Kita mulai dari fenomena budaya hukum di organisasi Polri yang baru saja dihentak kasus besar yang menimpa dua petingginya, yaitu Irjen Ferdy Sambo dan Irjen Teddy Minahasa. Kedua kasus tersebut sangat menyita perhatian masyarakat, karena ada pejabat tinggi Polri yang melakukan abuse of power, melanggar hukum yang seharusnya dijaga, diproses melalui sidang etik internal Polri, lalu dilakukan proses hukum sipil sebagaimana warga negara lainnya. Terlepas bahwa kasus-kasus itu terlalu besar untuk ditutupi, namun keputusan Jenderal Listyo Sigit menggiring anak buahnya sendiri ke lembaga peradilan umum, tanpa pandang bulu, adalah terobosan budaya hukum yang luar-biasa.

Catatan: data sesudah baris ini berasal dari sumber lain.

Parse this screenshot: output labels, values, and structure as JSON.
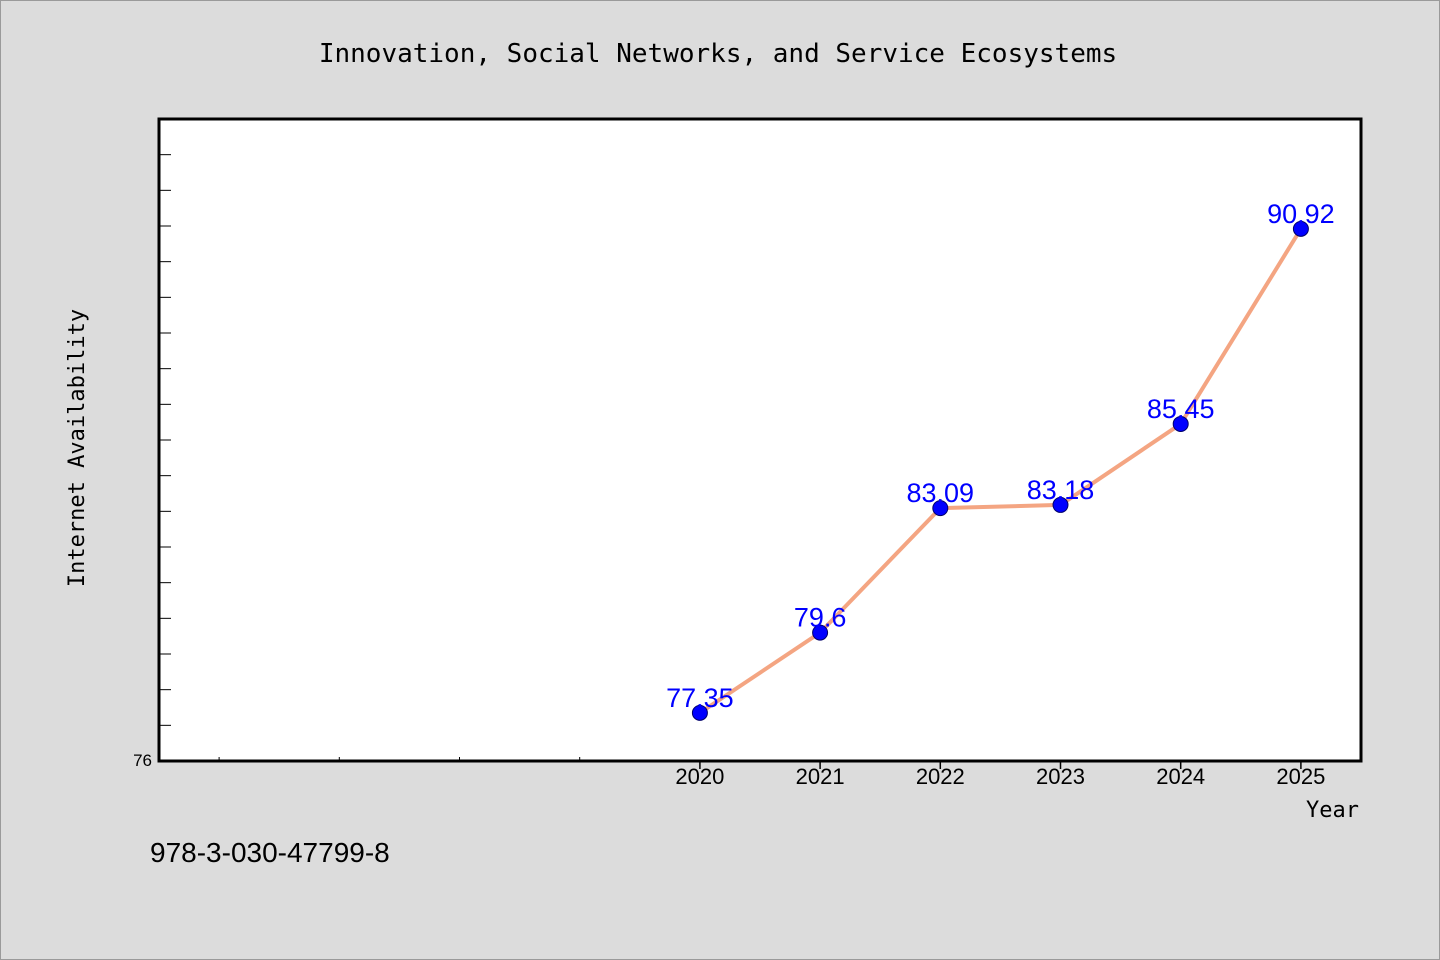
{
  "chart_data": {
    "type": "line",
    "title": "Innovation, Social Networks, and Service Ecosystems",
    "xlabel": "Year",
    "ylabel": "Internet Availability",
    "categories": [
      "2020",
      "2021",
      "2022",
      "2023",
      "2024",
      "2025"
    ],
    "series": [
      {
        "values": [
          77.35,
          79.6,
          83.09,
          83.18,
          85.45,
          90.92
        ]
      }
    ],
    "data_labels": [
      "77.35",
      "79.6",
      "83.09",
      "83.18",
      "85.45",
      "90.92"
    ],
    "ylim": [
      76,
      94
    ],
    "ytick_labels": [
      "76"
    ],
    "grid": false,
    "line_color": "#f4a582",
    "marker_color": "#0000ff",
    "label_color": "#0000ff",
    "plot_background": "#ffffff",
    "figure_background": "#dcdcdc"
  },
  "footnote": "978-3-030-47799-8"
}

Terlepas dari langkah tegas Kapolri pada kasus Irjen Ferdy Sambo dan Irjen Teddy Minahasa, maka TNI dibawah kepemimpinan Jenderal Andika Perkasa pun melakukan terobosan budaya hukum yang unik, namun juga berdampak luar biasa. Jenderal Andika mengubah budaya hukum TNI yang esklusif dihadapan hukum, menjadi lebih inklusif. Semua kasus-kasus hukum yang melibatkan anggota TNI dibahas rutin dan terbuka di hadapan publik dan ditayangkan di media sosial TNI.